Chapter Five argues that, in addition to defunding the police, changes in attitude are required to materialize “a police-free future” that might include removing police forces from the management of mental health crises, school conflicts, traffic-related issues, and disagreements between neighbors. Change is necessary in how society conceptualizes safety, a notion historically seen as inextricable from the police apparatus. An understanding of safety as a product of social relations may increase the acceptance of abolitionist ideas. In Chapter Six, Kaba and Ritchie discuss the tensions inherent to the abolitionist project, which they regard as a collective endeavor. The crux of these tensions is expressed in the following question: “As abolitionists, how do we get from where we are to the society we want to create while avoiding the pitfalls along the way?” 

Abolitionist efforts, they claim, require social engagement and demand that communities call the capitalist paradigm into question, denounce mass incarceration, and work to obtain State resources. Chapter Seven outlines a series of actions oriented towards police abolition. Across the US, they say, organizers “are deploying a multitude of tools to help people imagine and enact that vision through community surveys and engagement, participatory budgeting, and People’s Movement Assemblies.” The authors argue that all such initiatives are underpinned by a desire to practice mutual aid and engage in transformative justice. As examples, they describe how individuals and community groups across the country are working to build and strengthen community relationships and infrastructure to create safety without cops on many levels—at the building, block, neighborhood and city levels, like the Harm Free Zone formal structure. 

In the last chapter, the book situates the debate on police abolition in relation to the principles of Black feminism, here approached as a theory of liberation. The writers assert that we must shift our expectations regarding police and, in particular, denounce how police actions affect marginalized groups.
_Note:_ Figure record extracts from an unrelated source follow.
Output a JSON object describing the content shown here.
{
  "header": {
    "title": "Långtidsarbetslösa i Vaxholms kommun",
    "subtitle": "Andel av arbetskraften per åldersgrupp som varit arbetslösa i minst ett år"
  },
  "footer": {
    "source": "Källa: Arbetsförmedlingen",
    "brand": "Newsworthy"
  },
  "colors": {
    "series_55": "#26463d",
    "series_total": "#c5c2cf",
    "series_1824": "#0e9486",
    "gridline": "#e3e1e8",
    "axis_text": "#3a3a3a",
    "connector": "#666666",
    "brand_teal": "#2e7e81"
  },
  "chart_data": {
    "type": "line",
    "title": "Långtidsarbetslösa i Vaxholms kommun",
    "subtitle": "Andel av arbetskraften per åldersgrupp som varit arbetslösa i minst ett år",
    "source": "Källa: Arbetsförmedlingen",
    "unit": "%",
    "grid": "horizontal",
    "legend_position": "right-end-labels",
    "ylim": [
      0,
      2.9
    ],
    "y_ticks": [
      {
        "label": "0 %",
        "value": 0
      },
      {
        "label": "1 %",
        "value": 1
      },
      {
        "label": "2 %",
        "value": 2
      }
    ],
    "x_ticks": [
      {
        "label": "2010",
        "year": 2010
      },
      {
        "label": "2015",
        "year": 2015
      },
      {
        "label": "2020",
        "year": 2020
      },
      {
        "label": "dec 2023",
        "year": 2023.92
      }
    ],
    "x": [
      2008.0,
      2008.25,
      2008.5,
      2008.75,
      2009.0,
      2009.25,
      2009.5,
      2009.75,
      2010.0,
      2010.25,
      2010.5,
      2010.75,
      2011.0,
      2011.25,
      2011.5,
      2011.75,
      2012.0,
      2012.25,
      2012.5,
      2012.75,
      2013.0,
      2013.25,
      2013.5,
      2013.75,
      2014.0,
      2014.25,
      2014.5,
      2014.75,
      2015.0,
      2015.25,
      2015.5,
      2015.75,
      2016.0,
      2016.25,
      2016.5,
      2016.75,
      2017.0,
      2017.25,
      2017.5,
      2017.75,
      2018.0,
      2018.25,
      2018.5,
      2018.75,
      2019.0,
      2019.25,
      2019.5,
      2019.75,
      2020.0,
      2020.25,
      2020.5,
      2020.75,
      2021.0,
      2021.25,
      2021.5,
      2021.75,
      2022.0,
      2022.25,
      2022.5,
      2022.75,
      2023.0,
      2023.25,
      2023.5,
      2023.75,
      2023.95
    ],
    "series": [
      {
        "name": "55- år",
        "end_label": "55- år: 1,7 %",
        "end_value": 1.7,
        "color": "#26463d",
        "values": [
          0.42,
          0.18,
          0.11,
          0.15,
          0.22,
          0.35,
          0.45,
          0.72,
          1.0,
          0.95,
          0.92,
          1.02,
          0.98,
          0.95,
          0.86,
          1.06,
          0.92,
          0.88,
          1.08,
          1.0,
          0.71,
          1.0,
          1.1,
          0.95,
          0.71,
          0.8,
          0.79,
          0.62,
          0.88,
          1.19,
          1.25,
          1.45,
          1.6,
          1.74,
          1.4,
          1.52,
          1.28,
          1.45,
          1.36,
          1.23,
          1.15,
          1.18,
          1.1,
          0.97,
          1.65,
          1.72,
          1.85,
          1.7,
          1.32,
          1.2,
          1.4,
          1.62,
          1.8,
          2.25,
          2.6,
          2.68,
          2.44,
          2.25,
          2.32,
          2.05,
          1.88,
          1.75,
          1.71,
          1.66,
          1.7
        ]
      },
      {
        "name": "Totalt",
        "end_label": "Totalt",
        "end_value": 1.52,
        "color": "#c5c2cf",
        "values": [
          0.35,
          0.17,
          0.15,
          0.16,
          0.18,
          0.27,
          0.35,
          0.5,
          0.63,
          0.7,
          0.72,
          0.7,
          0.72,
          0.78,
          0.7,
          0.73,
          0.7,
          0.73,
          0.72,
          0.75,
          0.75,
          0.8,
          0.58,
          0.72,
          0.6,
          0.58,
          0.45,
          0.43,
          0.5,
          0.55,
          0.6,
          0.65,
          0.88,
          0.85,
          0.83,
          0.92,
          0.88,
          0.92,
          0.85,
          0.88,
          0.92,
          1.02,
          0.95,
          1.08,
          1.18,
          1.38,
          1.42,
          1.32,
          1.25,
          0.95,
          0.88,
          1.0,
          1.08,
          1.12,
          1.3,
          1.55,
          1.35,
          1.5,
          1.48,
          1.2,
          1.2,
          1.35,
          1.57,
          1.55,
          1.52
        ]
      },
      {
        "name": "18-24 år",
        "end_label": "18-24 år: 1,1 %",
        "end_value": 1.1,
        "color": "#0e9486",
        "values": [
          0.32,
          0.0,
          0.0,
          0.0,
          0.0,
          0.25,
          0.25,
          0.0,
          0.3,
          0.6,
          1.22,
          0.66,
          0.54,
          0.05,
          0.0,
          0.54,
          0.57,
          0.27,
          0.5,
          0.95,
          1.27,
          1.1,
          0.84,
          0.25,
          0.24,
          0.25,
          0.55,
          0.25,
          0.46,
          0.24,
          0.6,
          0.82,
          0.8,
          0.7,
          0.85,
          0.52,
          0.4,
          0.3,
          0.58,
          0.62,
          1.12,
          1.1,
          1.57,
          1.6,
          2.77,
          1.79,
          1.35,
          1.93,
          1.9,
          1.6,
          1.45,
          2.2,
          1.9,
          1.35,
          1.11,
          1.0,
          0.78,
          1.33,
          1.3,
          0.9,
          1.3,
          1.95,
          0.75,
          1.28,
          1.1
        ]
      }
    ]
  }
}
Kaba and Ritchie believe citizens are ultimately responsible for enacting effective change.

No More Police, in the authors’ own words, is “a book for people who are engaged in movements to defund police and abolish the Prison Industrial Complex—and for those who want to learn about them.” It is, first and foremost, an invitation to reflect on the police apparatus, and on the groups that benefit from and those that experience more violence because of it. Such reflections, which constitute a steppingstone towards meaningful social change, are especially relevant now, when instances of police brutality and human rights violations have become all too common in the US.